Por: Rubén Darío Álvarez P.
Lo primero que tengo que decir sobre la escritora cartagenera Patrizia Castillo es que no la conozco. Nunca la he visto.
Pero nada de eso me impide expresar que su libro de cuentos Nuevas rutas para lugares remotos me hace recordar una frase que no sé si es de mi invención o si la leí en alguna parte. Eso es lo de menos: “Mientras existan los seres humanos, no dejará de haber literatura”.
La frase se refiere, específicamente, al arte de la escritura, pero aplica también para todas las bellas artes, ya que ellas mismas son una ventana de la que disponemos los humanos para deshacernos de los demonios que nos habitan, de las observaciones que nos inquietan y de las venganzas que deseamos acometer sin que tengamos que ponerle un dedo encima a quienes, en el pasado, nos hicieron la vida de cuadritos.
Es eso lo que veo en el libro de Patrizia Castillo: una colección de historias de mujeres (pero también de hombres) que conducen sus vidas por los senderos que establecen las normas sociales, pero que en el fondo anhelan otras subsistencias, aunque en el fondo les faltó suficiente valentía para romper la camisa de fuerza y echarse a volar con el mismo ímpetu enloquecido de los murciélagos cuando va cayendo la tarde.
Las historias de Patrizia Castillo conmueven, no sólo por lo bien narradas sino también porque (y no sé si intencionalmente) le enrostran al lector una serie de situaciones dolorosas que seguramente también él padece, pero sin atreverse a renunciar a los privilegios o a los pensamientos prestados que le hacen (aparentemente) la vida menos problemática.
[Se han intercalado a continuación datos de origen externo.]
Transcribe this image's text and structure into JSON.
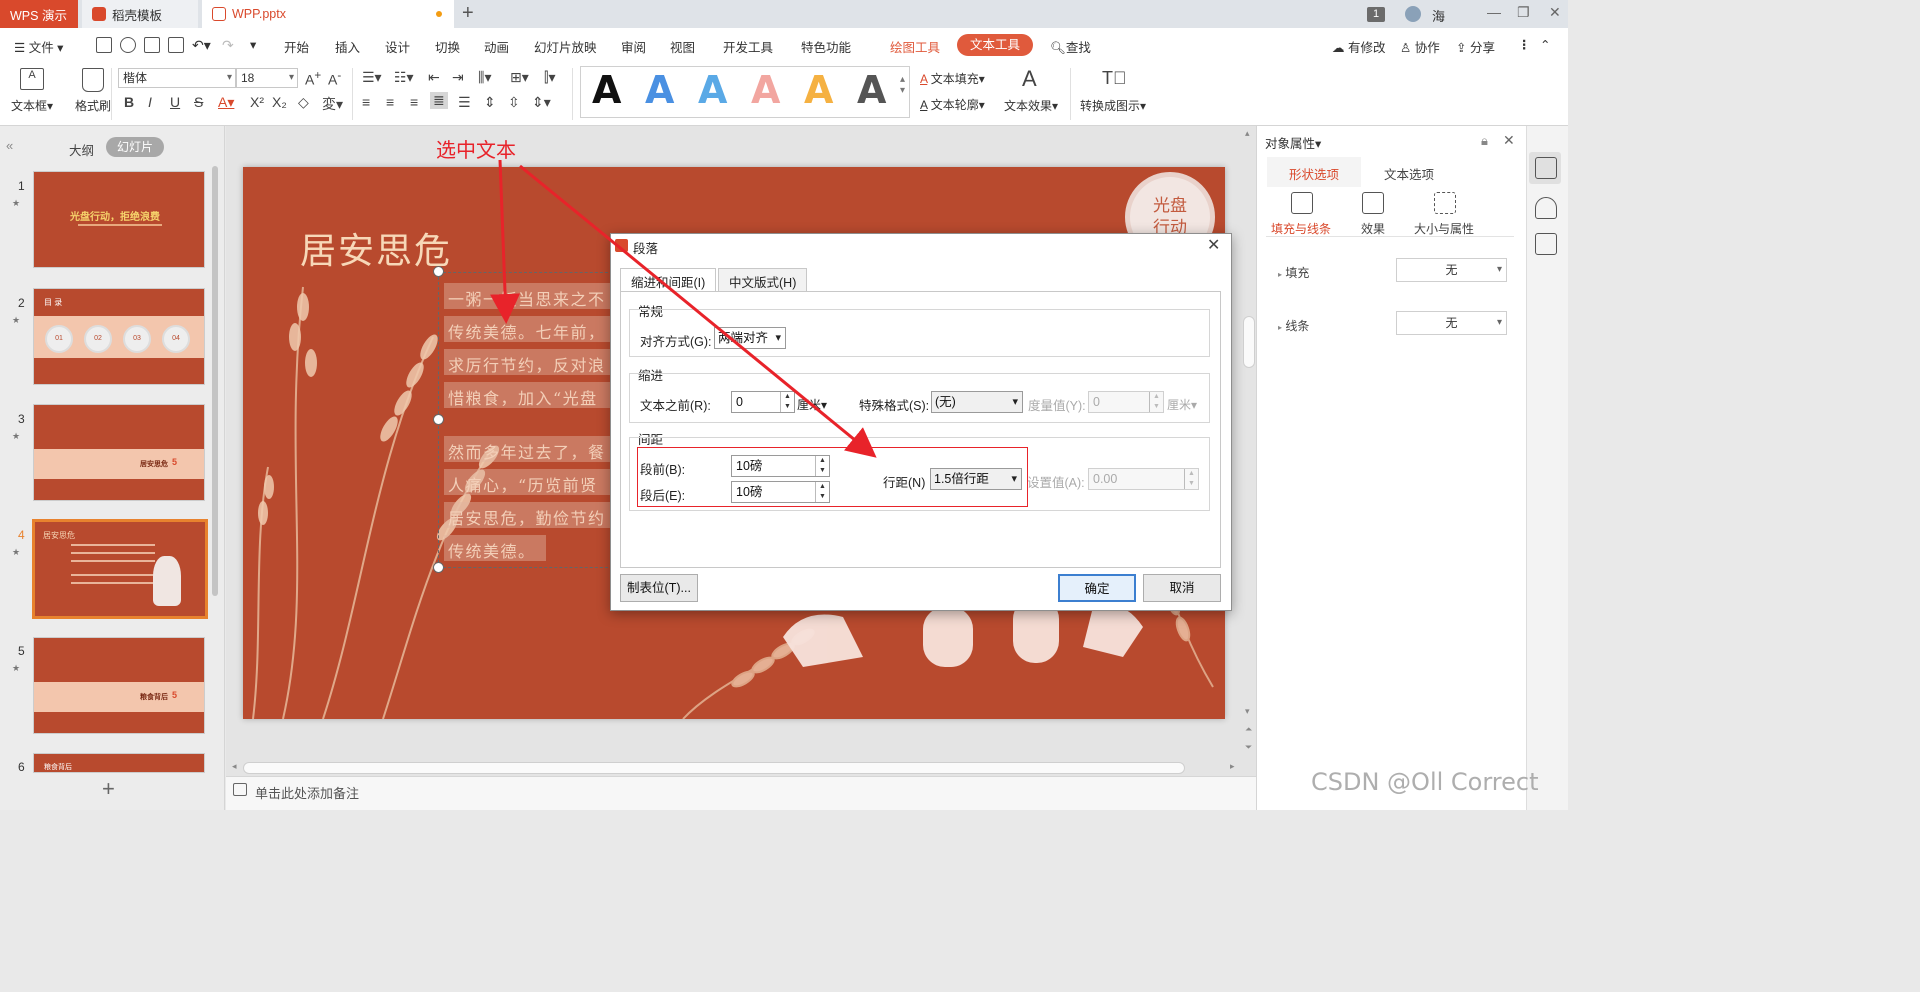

Vuelvo a lo del principio: cuando decía que siempre que exista el hombre habrá arte, me refería a que hay épocas en que algunas temáticas se ponen de moda (macondismo, narcos, prepagos…) y, a la vez, causan la leve sensación de que el día en que esos tópicos se agoten ya no habrá más nada que escribir, pintar, cantar, melodiar o filmar.
Pero mentiras: los seres humanos estamos llenos de suficiente mierda interior como para que cualquier arte se vuelva inextinguible. Lo que nos falta, tal vez, es valentía para exteriorizar los odios, las envidias, las lujurias, las frustraciones, los resentimientos, los deseos de venganza, los anhelos de libertinaje, etc. En fin, Patrizia Castillo ha sido valiente. O intenta no ser cobarde asumiendo el reto de estas historias, que podrían estar hablando de ella, pero al mismo tiempo de todos nosotros.
De manera que Victoria, la esposa de Felipe, me hizo recordar a tantas mujeres talentosas que terminaron opacadas por el machismo de sus propios esposos y del hábitat que les tocó en suerte. La protagonista de Navidad, quien, según su esposo, “vive montada en una película”, no es menos desafortunada.
La historia de Clementina, la viuda de Ramón, es un espécimen altamente conocido en cualquier escala de nuestra torre social, pues siempre habrá personajes que tardíamente se convierten en el ser que deseaban sus cónyuges, pero la muerte evita cualquier prolongación, precisamente cuando la felicidad toca la punta de los dedos.
La ciudad que se describe en Rompecabezas se asemeja a una crónica iluminada con tan precisos sustantivos y adjetivos que hasta se siente el frío del altiplano, las borracheras en bares underground o los intermitentes deseos de la protagonista por volver a lo suyo, pero al mismo tiempo de alejarse de eso que cree que algún día fue suyo.
El diseño de libro físico, además de hermoso, se me antoja que es como una alusión a los paisajes interiores de los personajes: cielos límpidos entre veces y suelos ásperos que recuerdan lo dura que podría ser la realidad, como también poco compasiva con el álbum de sueños con el que cada quien intenta dulcificar su existencia.